Local, friendly, and open for business for nearly 30 years. 

Mom-and-pop hometown bait shops were once abundant in Missouri. You could see them on the way to the lake or river, along busy highways and backroads, and in alleys on Main Street. These shops were crammed with fishing tackle, groceries, and of course, all the live bait a fisherman needs. These small and sometimes ramshackle businesses linked the fishing industry and fishermen in the years before sporting goods superstores and giant chain outlets. Bait shops in those days didn’t compete with the shop down the road. There was plenty of business to go around and nobody was in it to get rich.

Fixed bobbers

Today, family-owned tackle shops are a rare, but glorious, find. They’re usually modest in size but filled with an array of colorful gear. They’re places where you can grab what you need, hang out, talk fishing, and not feel pressured to buy anything — a fisherman’s heaven.
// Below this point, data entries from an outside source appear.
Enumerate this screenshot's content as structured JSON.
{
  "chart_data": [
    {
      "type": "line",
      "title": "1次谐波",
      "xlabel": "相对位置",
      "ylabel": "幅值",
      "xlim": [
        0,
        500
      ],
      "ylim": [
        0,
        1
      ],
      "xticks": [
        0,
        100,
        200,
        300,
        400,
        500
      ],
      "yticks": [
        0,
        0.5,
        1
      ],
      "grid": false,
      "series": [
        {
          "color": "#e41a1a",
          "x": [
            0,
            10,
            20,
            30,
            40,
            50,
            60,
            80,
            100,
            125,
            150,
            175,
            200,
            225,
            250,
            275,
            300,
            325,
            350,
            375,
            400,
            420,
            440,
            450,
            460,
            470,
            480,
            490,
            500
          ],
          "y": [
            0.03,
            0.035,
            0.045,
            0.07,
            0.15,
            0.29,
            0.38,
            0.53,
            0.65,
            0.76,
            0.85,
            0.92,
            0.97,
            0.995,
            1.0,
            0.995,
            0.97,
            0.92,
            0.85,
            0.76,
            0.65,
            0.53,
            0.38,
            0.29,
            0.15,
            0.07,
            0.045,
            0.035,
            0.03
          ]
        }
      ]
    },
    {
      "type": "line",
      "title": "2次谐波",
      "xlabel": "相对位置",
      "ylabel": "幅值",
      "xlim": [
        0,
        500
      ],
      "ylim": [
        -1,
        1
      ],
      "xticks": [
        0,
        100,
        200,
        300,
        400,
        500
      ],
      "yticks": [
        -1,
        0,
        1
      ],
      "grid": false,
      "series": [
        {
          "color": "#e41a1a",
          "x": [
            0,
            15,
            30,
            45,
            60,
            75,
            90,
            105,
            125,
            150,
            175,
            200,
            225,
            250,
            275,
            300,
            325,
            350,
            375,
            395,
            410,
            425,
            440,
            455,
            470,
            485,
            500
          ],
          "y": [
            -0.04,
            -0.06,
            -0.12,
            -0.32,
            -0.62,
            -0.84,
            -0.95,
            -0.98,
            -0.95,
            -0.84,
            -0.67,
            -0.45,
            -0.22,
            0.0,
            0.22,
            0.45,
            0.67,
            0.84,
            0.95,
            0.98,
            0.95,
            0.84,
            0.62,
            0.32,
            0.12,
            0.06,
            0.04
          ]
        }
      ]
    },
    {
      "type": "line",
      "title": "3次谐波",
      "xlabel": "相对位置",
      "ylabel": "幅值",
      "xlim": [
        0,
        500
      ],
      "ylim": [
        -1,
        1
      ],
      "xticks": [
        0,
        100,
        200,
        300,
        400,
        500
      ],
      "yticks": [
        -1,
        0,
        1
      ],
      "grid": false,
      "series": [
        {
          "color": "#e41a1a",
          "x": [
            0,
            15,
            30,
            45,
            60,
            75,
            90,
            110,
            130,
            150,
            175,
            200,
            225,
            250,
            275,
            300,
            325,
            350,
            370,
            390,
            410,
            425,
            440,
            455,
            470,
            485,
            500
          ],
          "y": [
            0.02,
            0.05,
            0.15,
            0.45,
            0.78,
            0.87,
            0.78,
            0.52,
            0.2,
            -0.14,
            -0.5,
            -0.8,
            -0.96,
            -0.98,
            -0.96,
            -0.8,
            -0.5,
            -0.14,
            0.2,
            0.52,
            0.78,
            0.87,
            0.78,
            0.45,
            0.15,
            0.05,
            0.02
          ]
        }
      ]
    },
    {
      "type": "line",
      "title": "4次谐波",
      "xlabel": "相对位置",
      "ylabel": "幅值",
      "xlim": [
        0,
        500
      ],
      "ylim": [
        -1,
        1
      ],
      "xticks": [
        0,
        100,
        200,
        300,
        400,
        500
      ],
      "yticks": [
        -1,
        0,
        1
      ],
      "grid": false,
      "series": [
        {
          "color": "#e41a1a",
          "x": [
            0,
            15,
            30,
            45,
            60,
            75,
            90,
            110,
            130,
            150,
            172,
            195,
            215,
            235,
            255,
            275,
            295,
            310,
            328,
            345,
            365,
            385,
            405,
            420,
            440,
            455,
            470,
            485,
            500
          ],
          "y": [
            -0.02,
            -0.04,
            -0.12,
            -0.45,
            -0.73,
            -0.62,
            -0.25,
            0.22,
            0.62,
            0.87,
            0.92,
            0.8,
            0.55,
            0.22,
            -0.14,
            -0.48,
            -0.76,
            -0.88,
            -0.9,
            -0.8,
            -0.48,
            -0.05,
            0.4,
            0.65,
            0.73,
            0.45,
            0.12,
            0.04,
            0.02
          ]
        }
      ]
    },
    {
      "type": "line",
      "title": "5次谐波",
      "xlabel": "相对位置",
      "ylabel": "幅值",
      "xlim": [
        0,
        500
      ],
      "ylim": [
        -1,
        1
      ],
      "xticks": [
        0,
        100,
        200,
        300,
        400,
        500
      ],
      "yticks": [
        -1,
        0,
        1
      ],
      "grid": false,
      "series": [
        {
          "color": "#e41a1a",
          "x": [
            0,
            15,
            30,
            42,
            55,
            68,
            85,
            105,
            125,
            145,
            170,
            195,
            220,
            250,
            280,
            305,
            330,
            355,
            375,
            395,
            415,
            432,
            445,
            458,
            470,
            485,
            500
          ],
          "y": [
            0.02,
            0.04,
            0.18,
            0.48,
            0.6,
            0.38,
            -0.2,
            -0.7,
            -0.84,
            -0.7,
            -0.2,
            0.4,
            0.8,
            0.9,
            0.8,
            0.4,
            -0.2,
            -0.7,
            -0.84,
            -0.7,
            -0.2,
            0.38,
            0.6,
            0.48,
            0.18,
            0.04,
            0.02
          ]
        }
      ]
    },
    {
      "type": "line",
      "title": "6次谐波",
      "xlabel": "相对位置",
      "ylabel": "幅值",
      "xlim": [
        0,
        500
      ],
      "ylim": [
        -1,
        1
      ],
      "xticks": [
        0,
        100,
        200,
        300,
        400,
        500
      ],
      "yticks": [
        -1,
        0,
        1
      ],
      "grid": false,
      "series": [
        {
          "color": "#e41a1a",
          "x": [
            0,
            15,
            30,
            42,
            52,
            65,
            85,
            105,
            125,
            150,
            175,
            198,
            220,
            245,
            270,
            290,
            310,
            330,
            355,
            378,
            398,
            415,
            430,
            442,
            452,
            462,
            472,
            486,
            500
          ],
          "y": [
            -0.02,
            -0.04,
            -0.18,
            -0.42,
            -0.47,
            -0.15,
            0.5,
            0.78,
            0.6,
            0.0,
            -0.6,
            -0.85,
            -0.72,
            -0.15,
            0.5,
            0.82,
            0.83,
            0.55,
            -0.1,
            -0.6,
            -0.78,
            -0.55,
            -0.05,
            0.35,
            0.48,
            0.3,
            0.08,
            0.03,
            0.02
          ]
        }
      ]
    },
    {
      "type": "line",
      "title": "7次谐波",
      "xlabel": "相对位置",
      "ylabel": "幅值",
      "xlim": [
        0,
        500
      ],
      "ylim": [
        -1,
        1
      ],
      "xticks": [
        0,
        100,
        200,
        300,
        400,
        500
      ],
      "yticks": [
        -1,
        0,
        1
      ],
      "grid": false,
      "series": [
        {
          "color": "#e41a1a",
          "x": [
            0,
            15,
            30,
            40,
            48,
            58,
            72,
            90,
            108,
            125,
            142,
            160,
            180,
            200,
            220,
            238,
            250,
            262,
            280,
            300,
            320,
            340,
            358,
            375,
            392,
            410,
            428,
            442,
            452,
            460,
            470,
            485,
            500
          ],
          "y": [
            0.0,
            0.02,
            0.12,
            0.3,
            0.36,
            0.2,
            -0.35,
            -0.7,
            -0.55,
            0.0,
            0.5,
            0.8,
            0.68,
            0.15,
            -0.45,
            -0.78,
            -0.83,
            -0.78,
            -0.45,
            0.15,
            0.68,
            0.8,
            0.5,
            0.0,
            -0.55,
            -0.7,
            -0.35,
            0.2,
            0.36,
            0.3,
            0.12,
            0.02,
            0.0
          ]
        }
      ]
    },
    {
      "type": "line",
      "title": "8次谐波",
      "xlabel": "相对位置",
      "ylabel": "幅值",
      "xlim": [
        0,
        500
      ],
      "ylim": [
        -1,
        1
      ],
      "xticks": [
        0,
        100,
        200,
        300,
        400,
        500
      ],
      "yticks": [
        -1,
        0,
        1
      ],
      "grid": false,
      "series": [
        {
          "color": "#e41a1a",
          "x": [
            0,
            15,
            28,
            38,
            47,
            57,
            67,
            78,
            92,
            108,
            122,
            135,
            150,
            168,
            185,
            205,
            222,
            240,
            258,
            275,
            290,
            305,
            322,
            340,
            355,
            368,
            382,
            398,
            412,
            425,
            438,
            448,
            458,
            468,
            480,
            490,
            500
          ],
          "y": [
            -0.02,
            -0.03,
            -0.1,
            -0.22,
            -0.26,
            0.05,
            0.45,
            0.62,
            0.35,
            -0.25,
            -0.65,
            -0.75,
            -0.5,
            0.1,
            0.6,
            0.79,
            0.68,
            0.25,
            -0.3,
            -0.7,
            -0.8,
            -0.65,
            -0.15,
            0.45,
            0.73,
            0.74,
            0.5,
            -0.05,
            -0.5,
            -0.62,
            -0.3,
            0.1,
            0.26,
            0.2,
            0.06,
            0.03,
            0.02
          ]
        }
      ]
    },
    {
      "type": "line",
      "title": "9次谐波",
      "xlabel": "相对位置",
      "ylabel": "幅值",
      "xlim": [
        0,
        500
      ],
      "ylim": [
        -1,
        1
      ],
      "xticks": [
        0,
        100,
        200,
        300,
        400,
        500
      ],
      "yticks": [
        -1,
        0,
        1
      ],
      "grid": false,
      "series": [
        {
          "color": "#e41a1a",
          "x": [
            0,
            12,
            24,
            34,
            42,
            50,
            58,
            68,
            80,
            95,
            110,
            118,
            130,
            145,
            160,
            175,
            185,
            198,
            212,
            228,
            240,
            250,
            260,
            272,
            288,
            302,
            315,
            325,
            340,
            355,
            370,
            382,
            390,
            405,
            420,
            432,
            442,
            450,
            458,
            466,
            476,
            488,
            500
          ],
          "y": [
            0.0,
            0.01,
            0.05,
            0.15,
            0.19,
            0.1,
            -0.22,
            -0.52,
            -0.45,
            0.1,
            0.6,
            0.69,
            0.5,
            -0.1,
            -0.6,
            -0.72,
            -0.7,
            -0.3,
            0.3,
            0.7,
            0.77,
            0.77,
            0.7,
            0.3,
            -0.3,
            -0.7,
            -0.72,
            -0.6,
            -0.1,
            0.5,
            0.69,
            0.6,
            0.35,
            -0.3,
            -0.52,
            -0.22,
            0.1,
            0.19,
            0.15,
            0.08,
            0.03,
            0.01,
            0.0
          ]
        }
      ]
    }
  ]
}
Located in Apache Flats, Mertens Live Bait & Tackle sells everything needed for a day of fishing the local waters, including live and frozen bait, lures, rods, reels, line, nets, hooks, sinkers, licenses, and some convenient snack options.

After marrying in 1981, owners Jim and Carolyn Mertens operated a gas station in Apache Flats when they began to notice quite a few customers were looking for fishing supplies when they stopped for gas. Jumping on the opportunity to buy the building next door, the pair opened Mertens Live Bait & Tackle in 1992.

Over the next 20 years, Jim and Carolyn sold fishing supplies to anglers traveling to and from a variety of locations across the Midwest, fishing for whatever was biting. After Jim passed away in 2013, Jefferson City Parks, Recreation & Forestry created the Jim Mertens Memorial Kids Fishing Derby in his honor. It’s free event where prizes are awarded to participants for the smallest, largest, and most fish caught. Since Jim’s death, Carolyn has continued to manage the shop on her own. 

Randy Gregory

“Part-time, full-time, whatever. I’m supposed to be retired.” 

Randy Gregory

“Early on, we had a lot of drive-past traffic,” Carolyn says. “That decreased after the highway was built, but our loyal customers still knew the way to Mertens. We try to keep a pretty good array of supplies for bass and crappie fishermen. We cater to all kinds of fishermen. If they ask for stuff, we try to get it in, but it has been harder to get supplies due to COVID-19.”

She nods to Randy Gregory, a part-time employee since 2010. “Then he gets stuck with all the paperwork,” she says.

“Part-time, full-time, whatever. I’m supposed to be retired,” Randy says, chuckling.

Carolyn’s granddaughter, Savannah Thomas, also helps out part-time and has fond memories of hanging out in the shop with her grandma when she was growing up. 

“She used to put me in a cardboard box to keep me out of the way when she was busy,” Savannah laughs. 

“She liked it,” Carolyn replies. 

Behind the glass counter where they wait for customers to arrive, three elderly dogs — strays who were taken in after being dumped — lay curled up in beds beneath a large fish tank built into the wall. Circling the tank is an enormous, 30-year-old pacu – a freshwater fish related to the piranha. A herbivore and an extremely peaceful species of fish, pacus are also known to develop personalities as they grow older and can sometimes recognize their owners.

Carolyn purchased the then much smaller fish from a man who was moving out of state. 

“I knew it would die if I didn’t, so I bought it off him,” she says. “I had no idea it would live forever.”

Carolyn Mertens and longtime customer Earl Logan

Spring is their busiest time, according to Carolyn. But their business hasn’t slowed down during the pandemic. In fact, it increased as outdoor activities became more popular. Randy says that, for a while, it was harder to keep their normal inventory of tackle, rods, and reels in stock. 

“There were four or five months when we couldn’t even get a Zebco [fishing rod],” he says.

The shop also acts as a local hangout where many a fish tale is told.

“We cater to all kinds of fishermen.” 

Carolyn Mertens

“Fishing has pretty much been the same over the last 30 years,” Carolyn laughs. “All the fish stories are good. But they kind of go in one ear and out the other.”

Open 365 days a year from 7 a.m. to 7 p.m. (closing at 5:00 p.m. on Sundays), you can count on Mertens Live Bait & Tackle doing what they’ve always done best: being local, friendly, and open for business. 

“I want to keep the shop forever and have no plans to sell,” Carolyn says, standing behind her glass counter.